The event raised money for the charity, which supports additional educational initiatives encouraging children and young people to raise their achievement levels.
Renegade has worked closely with SHINE for the last eight years, producing all their live events. Each year for this special event, Renegade’s Nick Gray comes up with a fresh and inventive visual theme for the evening.
The 2011 SHINE Benefit Dinner was project managed for Renegade by Mike Fidler working with Nick Gray and Andy Cobb from Sculptivate, who collaborated with Gray on the overall concept and coordinated the set and stage build.
The venue was divided into a two room format. Gray’s lighting design for the dinner section on the west side, created a cozy and intimate feel within the proto industrial chic of the space. Renegade brought in drapes specialists Blackout to clad the walls, but leaving the impressive arches running down the sides of the room exposed and ripe for architectural highlighting.

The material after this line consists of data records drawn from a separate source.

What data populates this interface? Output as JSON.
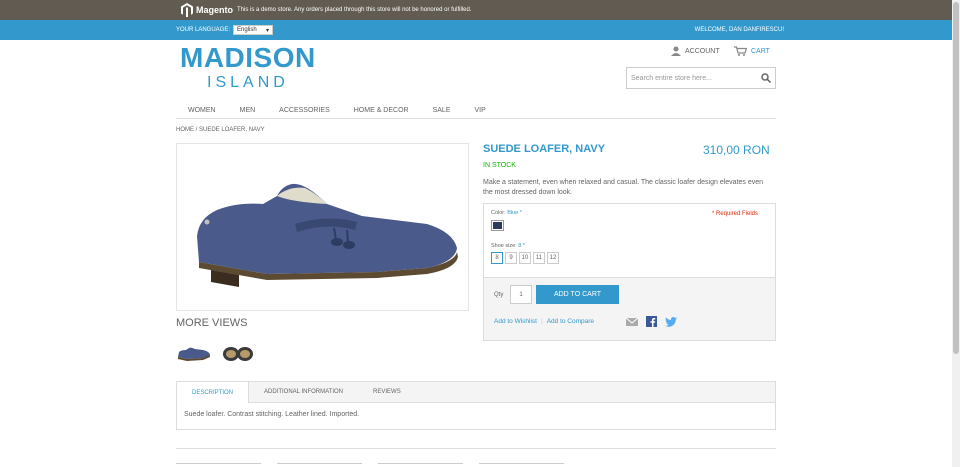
{
  "demo_bar": {
    "logo_text": "Magento",
    "notice": "This is a demo store. Any orders placed through this store will not be honored or fulfilled."
  },
  "lang_bar": {
    "label": "YOUR LANGUAGE:",
    "language": "English",
    "welcome": "WELCOME, DAN DANFIRESCU!"
  },
  "header": {
    "logo_line1": "MADISON",
    "logo_line2": "ISLAND",
    "account": "ACCOUNT",
    "cart": "CART",
    "search_placeholder": "Search entire store here..."
  },
  "nav": [
    "WOMEN",
    "MEN",
    "ACCESSORIES",
    "HOME & DECOR",
    "SALE",
    "VIP"
  ],
  "breadcrumb": {
    "home": "HOME",
    "sep": "/",
    "current": "SUEDE LOAFER, NAVY"
  },
  "product": {
    "name": "SUEDE LOAFER, NAVY",
    "price": "310,00 RON",
    "availability": "IN STOCK",
    "short_description": "Make a statement, even when relaxed and casual. The classic loafer design elevates even the most dressed down look.",
    "color_label": "Color:",
    "color_value": "Blue *",
    "required": "* Required Fields",
    "size_label": "Shoe size:",
    "size_value": "8 *",
    "sizes": [
      "8",
      "9",
      "10",
      "11",
      "12"
    ],
    "qty_label": "Qty",
    "qty": "1",
    "add_to_cart": "ADD TO CART",
    "wishlist": "Add to Wishlist",
    "link_sep": "|",
    "compare": "Add to Compare"
  },
  "more_views": "MORE VIEWS",
  "tabs": [
    "DESCRIPTION",
    "ADDITIONAL INFORMATION",
    "REVIEWS"
  ],
  "tab_content": "Suede loafer. Contrast stitching. Leather lined. Imported.",
  "colors": {
    "accent": "#3399cc",
    "demo_bar": "#625b51",
    "in_stock": "#11b400",
    "required": "#df280a"
  }
}
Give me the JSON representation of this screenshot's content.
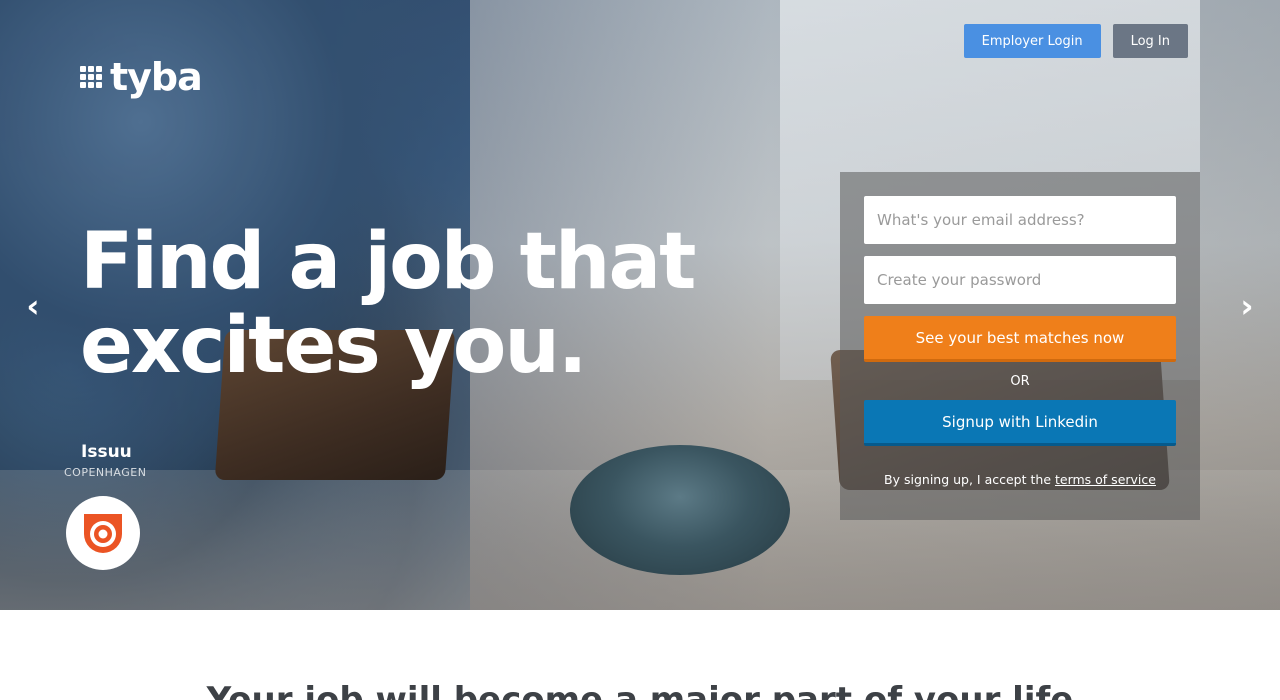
{
  "header": {
    "logo_text": "tyba",
    "employer_login_label": "Employer Login",
    "login_label": "Log In"
  },
  "hero": {
    "headline_line1": "Find a job that",
    "headline_line2": "excites you.",
    "company_name": "Issuu",
    "company_city": "COPENHAGEN",
    "prev_arrow": "‹",
    "next_arrow": "›"
  },
  "signup": {
    "email_placeholder": "What's your email address?",
    "password_placeholder": "Create your password",
    "cta_label": "See your best matches now",
    "or_label": "OR",
    "linkedin_label": "Signup with Linkedin",
    "terms_prefix": "By signing up, I accept the ",
    "terms_link": "terms of service"
  },
  "section": {
    "title": "Your job will become a major part of your life"
  },
  "colors": {
    "employer_button": "#4a90e2",
    "login_button": "#6b7685",
    "cta_orange": "#ef7f1a",
    "linkedin_blue": "#0a77b5",
    "issuu_red": "#eb5424"
  },
  "icons": {
    "logo": "grid-dots-icon",
    "prev": "chevron-left-icon",
    "next": "chevron-right-icon",
    "company": "issuu-logo-icon"
  }
}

To ensure the dinner setting had a real vibe and atmosphere, Gray suspended five pre-wired vintage lightbulbs – of varying large sizes and wattages – over each table, all with striking filaments, distinctive copper fabric cables and individual control. This brought a really magical illuminative touch to the room.

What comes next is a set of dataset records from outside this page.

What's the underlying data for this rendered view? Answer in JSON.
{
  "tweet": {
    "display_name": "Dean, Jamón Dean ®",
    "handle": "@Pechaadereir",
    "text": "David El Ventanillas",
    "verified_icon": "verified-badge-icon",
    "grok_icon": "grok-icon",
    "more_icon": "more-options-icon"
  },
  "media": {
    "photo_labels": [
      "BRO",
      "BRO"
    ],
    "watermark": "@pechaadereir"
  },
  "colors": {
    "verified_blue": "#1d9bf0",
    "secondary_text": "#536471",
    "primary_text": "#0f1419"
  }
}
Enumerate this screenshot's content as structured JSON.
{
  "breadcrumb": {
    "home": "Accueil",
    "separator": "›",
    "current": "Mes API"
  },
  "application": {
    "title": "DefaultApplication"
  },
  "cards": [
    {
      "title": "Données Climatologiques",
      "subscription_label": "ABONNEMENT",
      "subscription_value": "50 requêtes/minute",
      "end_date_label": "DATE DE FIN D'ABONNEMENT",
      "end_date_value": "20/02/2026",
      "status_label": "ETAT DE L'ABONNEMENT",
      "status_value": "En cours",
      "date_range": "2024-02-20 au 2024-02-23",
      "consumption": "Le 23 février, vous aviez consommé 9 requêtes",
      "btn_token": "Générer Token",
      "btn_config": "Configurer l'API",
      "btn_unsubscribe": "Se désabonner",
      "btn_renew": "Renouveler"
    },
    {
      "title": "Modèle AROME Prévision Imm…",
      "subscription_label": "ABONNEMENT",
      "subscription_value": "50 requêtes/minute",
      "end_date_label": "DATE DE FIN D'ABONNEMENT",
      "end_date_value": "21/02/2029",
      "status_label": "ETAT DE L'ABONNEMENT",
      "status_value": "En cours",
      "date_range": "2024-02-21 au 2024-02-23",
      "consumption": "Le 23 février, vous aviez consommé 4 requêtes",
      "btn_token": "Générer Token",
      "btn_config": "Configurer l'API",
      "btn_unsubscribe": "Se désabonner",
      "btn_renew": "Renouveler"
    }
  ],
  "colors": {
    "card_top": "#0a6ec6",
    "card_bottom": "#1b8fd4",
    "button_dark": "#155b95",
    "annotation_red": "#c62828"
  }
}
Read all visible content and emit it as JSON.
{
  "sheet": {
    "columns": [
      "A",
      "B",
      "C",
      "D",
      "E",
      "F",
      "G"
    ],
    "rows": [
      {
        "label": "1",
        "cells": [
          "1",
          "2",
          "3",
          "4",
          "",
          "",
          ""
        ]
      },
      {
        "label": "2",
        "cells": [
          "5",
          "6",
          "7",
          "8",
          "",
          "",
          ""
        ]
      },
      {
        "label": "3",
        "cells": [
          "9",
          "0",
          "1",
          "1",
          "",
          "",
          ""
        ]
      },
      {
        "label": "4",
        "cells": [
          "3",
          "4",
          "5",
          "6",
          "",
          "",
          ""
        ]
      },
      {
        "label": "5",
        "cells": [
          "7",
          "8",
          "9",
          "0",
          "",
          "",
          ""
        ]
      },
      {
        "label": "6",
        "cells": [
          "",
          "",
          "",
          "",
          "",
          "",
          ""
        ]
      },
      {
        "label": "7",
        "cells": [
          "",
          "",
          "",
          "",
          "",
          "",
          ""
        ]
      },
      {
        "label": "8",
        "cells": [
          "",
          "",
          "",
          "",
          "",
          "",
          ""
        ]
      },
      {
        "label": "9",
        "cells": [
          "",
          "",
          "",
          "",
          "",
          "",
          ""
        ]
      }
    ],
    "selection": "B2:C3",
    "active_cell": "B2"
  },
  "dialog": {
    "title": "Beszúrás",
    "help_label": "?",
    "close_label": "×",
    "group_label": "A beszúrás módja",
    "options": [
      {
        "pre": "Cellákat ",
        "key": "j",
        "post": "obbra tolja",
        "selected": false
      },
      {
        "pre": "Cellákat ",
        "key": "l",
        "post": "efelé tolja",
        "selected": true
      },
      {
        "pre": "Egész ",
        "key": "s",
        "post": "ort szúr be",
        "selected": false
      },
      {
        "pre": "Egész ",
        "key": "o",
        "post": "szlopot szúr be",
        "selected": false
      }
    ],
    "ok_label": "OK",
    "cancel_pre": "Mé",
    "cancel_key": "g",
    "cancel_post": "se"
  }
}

A 6mm high resolution LED wall was built in the middle of the dining room to show constantly updated results of the progress of the auction.
Six trusses were installed above the dining room, rigged with VARI*LITE V*L2500 Wash and Martin Professional MAC 700 Profile moving lights, which were used to skim the walls, floor and tables. The room columns and arches were uplighted with battery powered wireless LED units.

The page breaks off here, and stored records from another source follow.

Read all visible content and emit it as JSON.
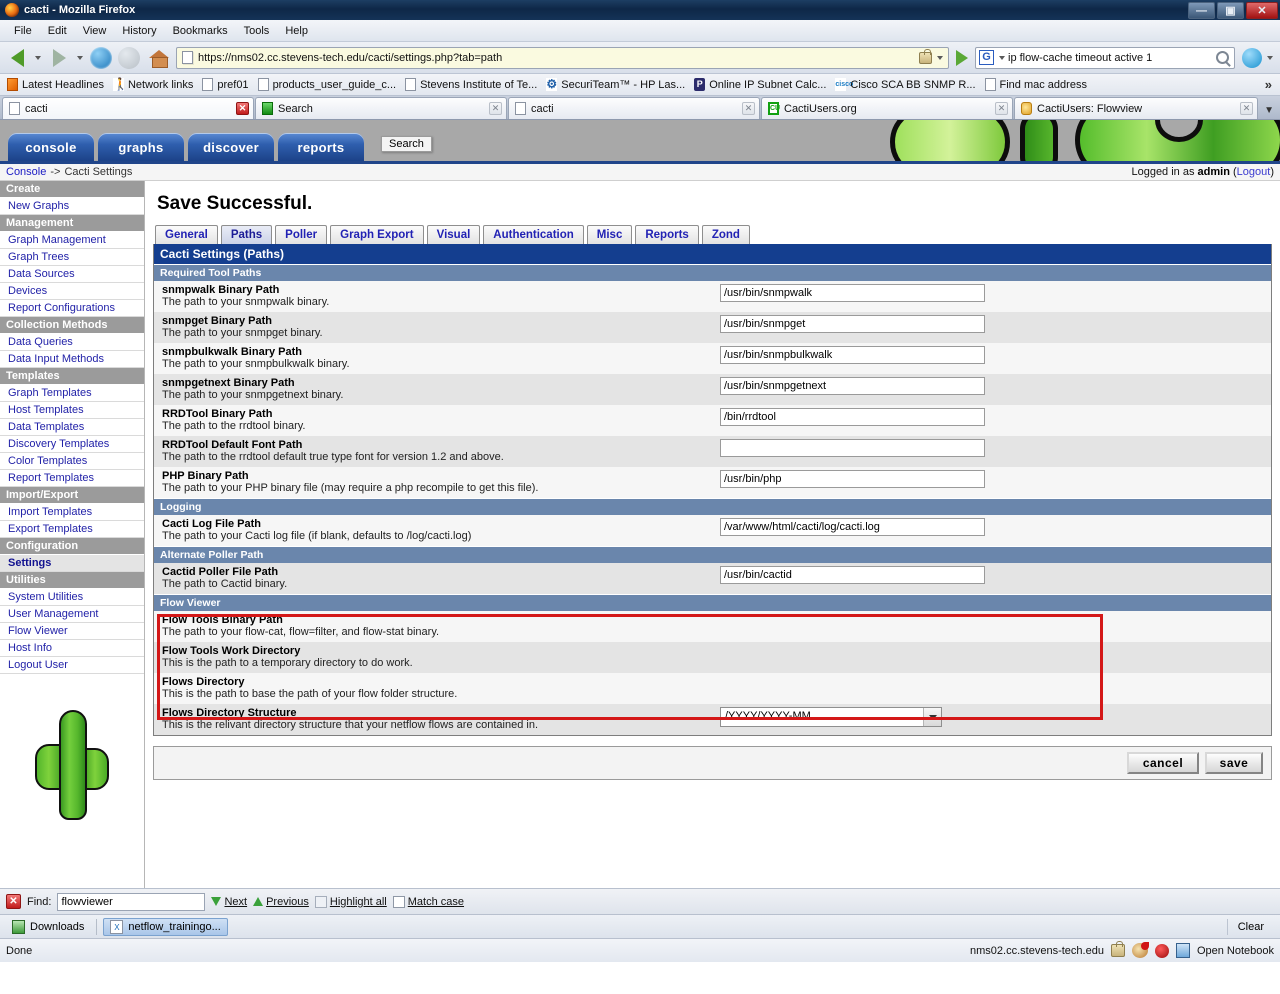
{
  "window": {
    "title": "cacti - Mozilla Firefox",
    "minimize": "—",
    "maximize": "▣",
    "close": "✕"
  },
  "menubar": [
    {
      "label": "File"
    },
    {
      "label": "Edit"
    },
    {
      "label": "View"
    },
    {
      "label": "History"
    },
    {
      "label": "Bookmarks"
    },
    {
      "label": "Tools"
    },
    {
      "label": "Help"
    }
  ],
  "navbar": {
    "url": "https://nms02.cc.stevens-tech.edu/cacti/settings.php?tab=path",
    "search_value": "ip flow-cache timeout active 1",
    "search_engine": "G",
    "back_icon": "back-arrow-icon",
    "forward_icon": "forward-arrow-icon",
    "reload_icon": "reload-icon",
    "stop_icon": "stop-icon",
    "home_icon": "home-icon",
    "go_icon": "go-icon",
    "lock_icon": "lock-icon"
  },
  "bookmarks": [
    {
      "label": "Latest Headlines",
      "icon": "rss-icon"
    },
    {
      "label": "Network links",
      "icon": "walker-icon"
    },
    {
      "label": "pref01",
      "icon": "page-icon"
    },
    {
      "label": "products_user_guide_c...",
      "icon": "page-icon"
    },
    {
      "label": "Stevens Institute of Te...",
      "icon": "page-icon"
    },
    {
      "label": "SecuriTeam™ - HP Las...",
      "icon": "securiteam-icon"
    },
    {
      "label": "Online IP Subnet Calc...",
      "icon": "p-icon"
    },
    {
      "label": "Cisco SCA BB SNMP R...",
      "icon": "cisco-icon"
    },
    {
      "label": "Find mac address",
      "icon": "page-icon"
    }
  ],
  "bookmarks_overflow": "»",
  "browser_tabs": [
    {
      "label": "cacti",
      "icon": "page-icon",
      "active": true,
      "close": "✕"
    },
    {
      "label": "Search",
      "icon": "search-tab-icon",
      "active": false,
      "close": "✕"
    },
    {
      "label": "cacti",
      "icon": "page-icon",
      "active": false,
      "close": "✕"
    },
    {
      "label": "CactiUsers.org",
      "icon": "cactiusers-icon",
      "active": false,
      "close": "✕"
    },
    {
      "label": "CactiUsers: Flowview",
      "icon": "flowview-icon",
      "active": false,
      "close": "✕"
    }
  ],
  "tooltip": {
    "text": "Search"
  },
  "cacti_header": {
    "tabs": [
      {
        "label": "console"
      },
      {
        "label": "graphs"
      },
      {
        "label": "discover"
      },
      {
        "label": "reports"
      }
    ]
  },
  "breadcrumb": {
    "root": "Console",
    "separator": "->",
    "current": "Cacti Settings",
    "logged_in_prefix": "Logged in as",
    "user": "admin",
    "logout_open": "(",
    "logout": "Logout",
    "logout_close": ")"
  },
  "sidebar": [
    {
      "type": "head",
      "label": "Create"
    },
    {
      "type": "item",
      "label": "New Graphs"
    },
    {
      "type": "head",
      "label": "Management"
    },
    {
      "type": "item",
      "label": "Graph Management"
    },
    {
      "type": "item",
      "label": "Graph Trees"
    },
    {
      "type": "item",
      "label": "Data Sources"
    },
    {
      "type": "item",
      "label": "Devices"
    },
    {
      "type": "item",
      "label": "Report Configurations"
    },
    {
      "type": "head",
      "label": "Collection Methods"
    },
    {
      "type": "item",
      "label": "Data Queries"
    },
    {
      "type": "item",
      "label": "Data Input Methods"
    },
    {
      "type": "head",
      "label": "Templates"
    },
    {
      "type": "item",
      "label": "Graph Templates"
    },
    {
      "type": "item",
      "label": "Host Templates"
    },
    {
      "type": "item",
      "label": "Data Templates"
    },
    {
      "type": "item",
      "label": "Discovery Templates"
    },
    {
      "type": "item",
      "label": "Color Templates"
    },
    {
      "type": "item",
      "label": "Report Templates"
    },
    {
      "type": "head",
      "label": "Import/Export"
    },
    {
      "type": "item",
      "label": "Import Templates"
    },
    {
      "type": "item",
      "label": "Export Templates"
    },
    {
      "type": "head",
      "label": "Configuration"
    },
    {
      "type": "item",
      "label": "Settings",
      "selected": true
    },
    {
      "type": "head",
      "label": "Utilities"
    },
    {
      "type": "item",
      "label": "System Utilities"
    },
    {
      "type": "item",
      "label": "User Management"
    },
    {
      "type": "item",
      "label": "Flow Viewer"
    },
    {
      "type": "item",
      "label": "Host Info"
    },
    {
      "type": "item",
      "label": "Logout User"
    }
  ],
  "main": {
    "save_message": "Save Successful.",
    "setting_tabs": [
      {
        "label": "General",
        "active": false
      },
      {
        "label": "Paths",
        "active": true
      },
      {
        "label": "Poller",
        "active": false
      },
      {
        "label": "Graph Export",
        "active": false
      },
      {
        "label": "Visual",
        "active": false
      },
      {
        "label": "Authentication",
        "active": false
      },
      {
        "label": "Misc",
        "active": false
      },
      {
        "label": "Reports",
        "active": false
      },
      {
        "label": "Zond",
        "active": false
      }
    ],
    "panel_title": "Cacti Settings (Paths)",
    "sections": [
      {
        "heading": "Required Tool Paths",
        "rows": [
          {
            "name": "snmpwalk Binary Path",
            "desc": "The path to your snmpwalk binary.",
            "value": "/usr/bin/snmpwalk",
            "control": "text"
          },
          {
            "name": "snmpget Binary Path",
            "desc": "The path to your snmpget binary.",
            "value": "/usr/bin/snmpget",
            "control": "text"
          },
          {
            "name": "snmpbulkwalk Binary Path",
            "desc": "The path to your snmpbulkwalk binary.",
            "value": "/usr/bin/snmpbulkwalk",
            "control": "text"
          },
          {
            "name": "snmpgetnext Binary Path",
            "desc": "The path to your snmpgetnext binary.",
            "value": "/usr/bin/snmpgetnext",
            "control": "text"
          },
          {
            "name": "RRDTool Binary Path",
            "desc": "The path to the rrdtool binary.",
            "value": "/bin/rrdtool",
            "control": "text"
          },
          {
            "name": "RRDTool Default Font Path",
            "desc": "The path to the rrdtool default true type font for version 1.2 and above.",
            "value": "",
            "control": "text"
          },
          {
            "name": "PHP Binary Path",
            "desc": "The path to your PHP binary file (may require a php recompile to get this file).",
            "value": "/usr/bin/php",
            "control": "text"
          }
        ]
      },
      {
        "heading": "Logging",
        "rows": [
          {
            "name": "Cacti Log File Path",
            "desc": "The path to your Cacti log file (if blank, defaults to /log/cacti.log)",
            "value": "/var/www/html/cacti/log/cacti.log",
            "control": "text"
          }
        ]
      },
      {
        "heading": "Alternate Poller Path",
        "rows": [
          {
            "name": "Cactid Poller File Path",
            "desc": "The path to Cactid binary.",
            "value": "/usr/bin/cactid",
            "control": "text"
          }
        ]
      },
      {
        "heading": "Flow Viewer",
        "highlighted": true,
        "rows": [
          {
            "name": "Flow Tools Binary Path",
            "desc": "The path to your flow-cat, flow=filter, and flow-stat binary.",
            "value": "",
            "control": "none"
          },
          {
            "name": "Flow Tools Work Directory",
            "desc": "This is the path to a temporary directory to do work.",
            "value": "",
            "control": "none"
          },
          {
            "name": "Flows Directory",
            "desc": "This is the path to base the path of your flow folder structure.",
            "value": "",
            "control": "none"
          },
          {
            "name": "Flows Directory Structure",
            "desc": "This is the relivant directory structure that your netflow flows are contained in.",
            "value": "/YYYY/YYYY-MM",
            "control": "select"
          }
        ]
      }
    ],
    "buttons": {
      "cancel": "cancel",
      "save": "save"
    }
  },
  "findbar": {
    "close_icon": "close-findbar-icon",
    "label": "Find:",
    "value": "flowviewer",
    "next": "Next",
    "previous": "Previous",
    "highlight_all": "Highlight all",
    "match_case": "Match case"
  },
  "downloadsbar": {
    "downloads_label": "Downloads",
    "item_label": "netflow_trainingo...",
    "clear_label": "Clear"
  },
  "statusbar": {
    "status": "Done",
    "host": "nms02.cc.stevens-tech.edu",
    "notebook": "Open Notebook",
    "icons": [
      "lock-icon",
      "torch-icon",
      "bug-icon",
      "notebook-icon"
    ]
  },
  "colors": {
    "panel_title_bg": "#143e8f",
    "section_head_bg": "#6a86ac",
    "sidebar_head_bg": "#9b9b9b",
    "link": "#2222a8",
    "highlight_red": "#d41818",
    "cacti_tab_blue": "#2f5fae"
  }
}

The band stage room (on the east side) also doubled as the reception for when guests arrived – transformed from one to the other by the production team in lightning quick time as guests enjoyed their dinner.
Integral to Gray’s design were eight panels of white gauze hung above the stage, used for projection surfaces, fed with custom-created disco visuals and animation material for the band. The projections were fed – via a Catalyst media server – to two 20K projectors positioned on balcony level, supplied by XL Video.
A series of staggered drop bars from the trusses flown above the stage were positioned between the scrims, populated with 12 Martin MAC Auras, six Atomic strobes and 12 2-lite Moles attached to their ends, giving the stage a quirky look. Above, on the trusses themselves were V*L 2500 Spots and Clay Paky Alpha Wash 700 moving lights.
An audience truss was rigged down the length of the room, and hung with Martin MAC 2Ks and Clay Paky Halo fixtures above the dance floor area.
The two long corner bars in the room each had a line of vintage bulbs hung above, on barrels suspended below the trussing,and the room pillars were again picked out by LED up-lighters, which were supplied by Shok London.
All the stage lighting was supplied by White Light and operated by Trent O’Connor using a grandMA light and a Chamsys MagicQ consoles. Renegade crew chief Chris Fyfe co-ordinated the seven lighting crew over two days of load-in and rehearsals.
Audio was supplied by Andrew Frengley of Matrix 9, and Blackout also supplied and did all the rigging.
The challenges, relates Gray, were making the space warm and comfortable for the dinner – in a supper club style – and also the tight get in schedule as all the production was brought in specifically for the occasion. He comments, “It was a real pleasure to work on this event again. We had a great team that worked fabulously together on all the creative and production elements, with SHINE putting a lot of trust in us to deliver a top class memorable event that was a hugely successful fundraiser.”